In one flashback, young Dick Grayson, newly orphaned and adopted, asks Bruce about his parents’ death. “Does the hurt ever go away?”

“I wish I could say it does. But it will get better with time, for you. That I promise,” Bruce replies.

The stories, no matter how sad, always seem impossibly threaded with hope. Kevin Conroy voices his character with so much warmth and certainty that it makes you sure that things will be okay. Even when Bruce admits in “Robin’s Reckoning” that things didn’t get better for him, his assurances feel sincere. He’s made it this far, and so will you.

Batman is a symbol of survival. Batman’s a power fantasy. For some, he can be a specific kind of power fantasy — the kind of power that means hurting others to feel good about yourself; a symbol of control over others, a tyrant rather than a protector. For others, he’s a power fantasy about wealth, a man with bottomless pockets to fund every technological whimsy one could have.

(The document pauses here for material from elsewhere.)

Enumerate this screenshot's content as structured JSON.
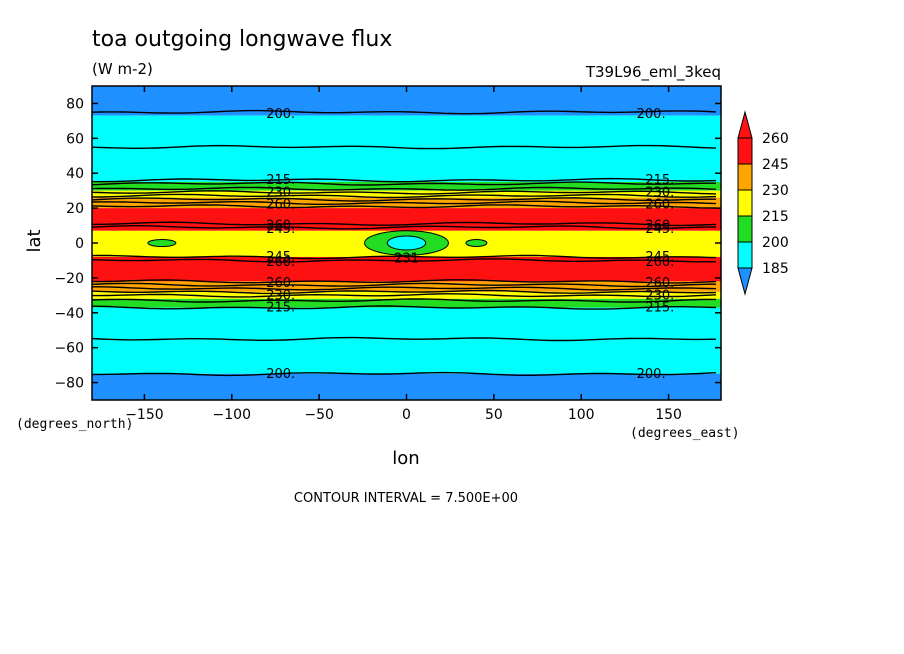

But in the animated series, he’s a fantasy of resilience. To take control of your life, to snatch it back from whoever dared to interfere. It’s a fantasy on the micro-level. He is vengeance, he is the night. It speaks to the desire to rip the night straight out of the hands of whoever made it terrifying for us. To not just be unafraid, but to be comfortable in our fears, and let them cloak us.

“Batman: The Animated Series” is streaming on HBO Max.